City Manager Ben Yazici said the council would have ample opportunity to tweak park plans when they see the Southeast Eighth Street master plan early next year.
Valderrama also questioned the justification for hiring a new police officer in a city that has the second-lowest crime rate of any city in King County.
“I still don’t under stand why we’re hiring them and I am on the (City Council’s) public safety committee,” he said.
Administrative Services Director Mike Sauerwein said the extra officer will allow the department to get closer to its goal of having a minimum of three officers on patrol at all times.

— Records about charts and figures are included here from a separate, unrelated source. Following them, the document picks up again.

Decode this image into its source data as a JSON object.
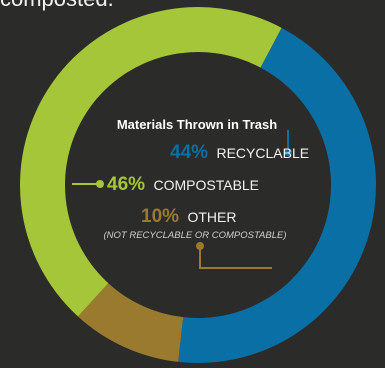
{
  "top_fragment": "composted.",
  "colors": {
    "background": "#2b2b2a",
    "recyclable": "#0a6fa4",
    "compostable": "#a6c639",
    "other": "#9a7a2e",
    "title": "#ffffff",
    "note": "#cfcfcf"
  },
  "chart_data": {
    "type": "pie",
    "style": "donut",
    "title": "Materials Thrown in Trash",
    "slices": [
      {
        "label": "RECYCLABLE",
        "value": 44,
        "display": "44%",
        "color": "#0a6fa4"
      },
      {
        "label": "OTHER",
        "value": 10,
        "display": "10%",
        "color": "#9a7a2e",
        "note": "(NOT RECYCLABLE OR COMPOSTABLE)"
      },
      {
        "label": "COMPOSTABLE",
        "value": 46,
        "display": "46%",
        "color": "#a6c639"
      }
    ],
    "start_angle_deg": -62,
    "direction": "clockwise"
  }
}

The department currently has a two-officer minimum.
Councilwoman Nancy Whitten said she had concerns about the $4.5 million the city is earmarking for economic development and Town Center infrastructure, saying she wanted the council to deliberate more on exactly how the money would be spent.
“I’m concerned about the process and how it got to us here at the last minute as a budget item,” she said.
The city will be embarking on an economic development plan in 2013 that is aimed at examining the viability of its Town Center plan and what else the city can do to encourage business growth.
Deputy Mayor John James said he approved of the budget but said the city’s plans to spend more than half of its savings on a community and aquatic center will mean that city may not have as much financial flexibility in the coming years.
“I’m probably more inclined to be a little tougher on the financial management of the city going forward without that safety net (of city reserves,)” James said. “The next budget cycle the council is going to have harder work to do.”